A flatfish landed from the shore in Taiwan, taken on a micro jig and fought right up onto the wet gravel. The eyes drifted to one side, the jig still in the mouth — a demersal fish hooked off the bottom, daytime, overcast light.

· Taiwan ·
#比目魚#shore jigging#micro jigging#岸釣#台灣

The flatfish hit on the drop — gravel shore, daytime, flat overcast sky. The micro jig was still buried in the corner of its mouth when I pulled it up: a clean committed take, not a foul hook. Most anglers in Taiwan only ever meet flounder on a boat, drifting soft plastics across an offshore sand flat. Getting one from shore on a micro jig is a different proposition entirely.

Reading the Bottom: Location Does More Work Than the Lure

Flatfish don’t hold on foam-washed reef — that’s where you’d be working for grouper or seabream. They sit on sand, gravel, soft bottom, harbour edges, and river-mouth flats. The actual work is finding a stretch of shore with the right substrate, within casting range, where you can get a jig down to the bottom without snagging out. Landing one is confirmation that the read was right.

The Bite Comes on the Fall

The retrieve is straightforward: lift, let the jig sink to the bottom, pause, lift again. Flatfish are ambush feeders — they lie half-buried in the sand, eyes facing up, waiting for something to flutter down within range. A micro jig worked along the bottom is exactly the silhouette they’re built to attack. The strike almost always comes on the fall: as the jig sinks back after a lift, you feel a tick, or sometimes just weight where there was none a moment before. Set the rod immediately. Slack-line bites on the drop are easy to miss, which is half the reason a shore flatfish is harder to come by than the species’ reputation suggests.

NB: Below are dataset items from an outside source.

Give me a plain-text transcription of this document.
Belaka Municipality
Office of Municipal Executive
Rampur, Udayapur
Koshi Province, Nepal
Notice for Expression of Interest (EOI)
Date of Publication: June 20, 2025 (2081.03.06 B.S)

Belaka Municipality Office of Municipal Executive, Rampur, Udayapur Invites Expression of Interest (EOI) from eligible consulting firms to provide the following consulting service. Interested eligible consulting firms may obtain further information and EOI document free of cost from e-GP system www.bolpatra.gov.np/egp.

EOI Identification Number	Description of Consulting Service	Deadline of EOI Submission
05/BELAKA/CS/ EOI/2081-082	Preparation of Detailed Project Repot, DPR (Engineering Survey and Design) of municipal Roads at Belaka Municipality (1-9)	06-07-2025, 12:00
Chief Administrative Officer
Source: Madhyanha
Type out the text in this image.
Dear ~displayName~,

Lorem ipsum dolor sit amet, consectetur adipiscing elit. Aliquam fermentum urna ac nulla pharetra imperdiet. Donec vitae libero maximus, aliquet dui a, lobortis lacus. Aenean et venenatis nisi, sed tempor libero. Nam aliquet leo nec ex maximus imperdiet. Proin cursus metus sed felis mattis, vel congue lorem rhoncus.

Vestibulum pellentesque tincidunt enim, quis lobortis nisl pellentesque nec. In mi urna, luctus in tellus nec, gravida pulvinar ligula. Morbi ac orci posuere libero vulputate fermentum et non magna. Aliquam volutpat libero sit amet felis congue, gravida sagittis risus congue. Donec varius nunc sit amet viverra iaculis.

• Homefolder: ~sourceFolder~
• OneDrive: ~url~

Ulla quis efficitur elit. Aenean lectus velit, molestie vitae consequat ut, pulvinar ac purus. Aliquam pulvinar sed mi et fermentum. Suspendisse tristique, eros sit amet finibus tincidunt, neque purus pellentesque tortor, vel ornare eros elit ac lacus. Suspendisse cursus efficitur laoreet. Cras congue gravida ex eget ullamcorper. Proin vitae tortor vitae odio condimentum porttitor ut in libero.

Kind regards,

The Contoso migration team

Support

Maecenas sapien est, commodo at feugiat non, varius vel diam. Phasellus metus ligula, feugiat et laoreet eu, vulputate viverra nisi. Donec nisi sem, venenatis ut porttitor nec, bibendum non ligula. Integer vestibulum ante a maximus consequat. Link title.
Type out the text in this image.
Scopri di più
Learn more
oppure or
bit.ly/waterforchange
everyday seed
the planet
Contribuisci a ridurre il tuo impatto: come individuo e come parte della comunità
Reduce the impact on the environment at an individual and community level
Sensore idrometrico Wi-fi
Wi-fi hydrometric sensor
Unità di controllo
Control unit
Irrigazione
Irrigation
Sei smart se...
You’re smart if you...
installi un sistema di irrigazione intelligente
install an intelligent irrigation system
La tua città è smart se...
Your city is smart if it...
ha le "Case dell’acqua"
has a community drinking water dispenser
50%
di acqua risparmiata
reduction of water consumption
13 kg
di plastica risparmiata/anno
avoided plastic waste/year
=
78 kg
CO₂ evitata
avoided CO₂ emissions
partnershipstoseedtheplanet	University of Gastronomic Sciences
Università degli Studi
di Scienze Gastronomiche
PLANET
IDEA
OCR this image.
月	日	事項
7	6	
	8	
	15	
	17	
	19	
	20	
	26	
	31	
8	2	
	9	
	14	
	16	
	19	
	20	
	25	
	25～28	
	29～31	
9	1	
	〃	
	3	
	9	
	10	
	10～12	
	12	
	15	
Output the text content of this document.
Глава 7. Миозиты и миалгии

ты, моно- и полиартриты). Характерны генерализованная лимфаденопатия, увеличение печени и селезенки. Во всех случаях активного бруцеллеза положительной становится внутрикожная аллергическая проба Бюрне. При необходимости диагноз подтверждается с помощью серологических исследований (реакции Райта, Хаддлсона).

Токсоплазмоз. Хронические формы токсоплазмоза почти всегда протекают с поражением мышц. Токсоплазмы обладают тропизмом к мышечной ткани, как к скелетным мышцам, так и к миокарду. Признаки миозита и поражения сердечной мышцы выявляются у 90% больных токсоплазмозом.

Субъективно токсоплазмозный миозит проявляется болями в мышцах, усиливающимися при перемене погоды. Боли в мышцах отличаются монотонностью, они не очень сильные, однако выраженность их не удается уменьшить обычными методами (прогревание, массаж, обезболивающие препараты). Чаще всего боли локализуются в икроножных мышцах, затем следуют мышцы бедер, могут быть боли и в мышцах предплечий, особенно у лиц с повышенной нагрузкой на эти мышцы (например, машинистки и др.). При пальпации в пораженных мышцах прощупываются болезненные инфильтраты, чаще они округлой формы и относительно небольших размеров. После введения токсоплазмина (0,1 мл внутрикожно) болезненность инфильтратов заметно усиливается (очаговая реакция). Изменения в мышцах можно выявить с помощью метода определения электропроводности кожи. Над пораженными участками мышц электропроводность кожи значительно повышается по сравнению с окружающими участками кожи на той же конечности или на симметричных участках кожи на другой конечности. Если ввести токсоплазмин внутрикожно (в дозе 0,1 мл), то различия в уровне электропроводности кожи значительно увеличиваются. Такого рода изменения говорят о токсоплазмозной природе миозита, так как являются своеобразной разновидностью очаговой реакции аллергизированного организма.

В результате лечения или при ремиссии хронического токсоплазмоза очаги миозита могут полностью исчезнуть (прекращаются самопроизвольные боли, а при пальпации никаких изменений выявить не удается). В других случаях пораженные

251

The flat overcast light was part of what made it work. Soft diffuse light keeps bottom feeders active through the middle of the day — no hard glare pushing fish into cover, no sudden brightness to spook them off the bottom.

Built to Disappear

Those two eyes on the same side of the skull aren’t a defect. The fish hatches symmetrical, swimming upright like any other fry. As it develops, one eye migrates across the skull until both sit on the upward-facing side. The body flattens, the underside goes pale, the top takes on dark mottled camouflage — every part of the design optimised for lying flat on the bottom and vanishing, watching upward for prey to pass overhead.

Next Time

When a stretch of bottom produces one flatfish, it’s worth slowing down and covering the same water again carefully. They don’t move far, and where one is sitting on the sand there are usually others nearby. The lift-and-fall stays the same; what changes is patience on the pause. Give the jig time to reach the bottom before the next lift, and let the strike come to you. Some fish only eat when you stop rushing them.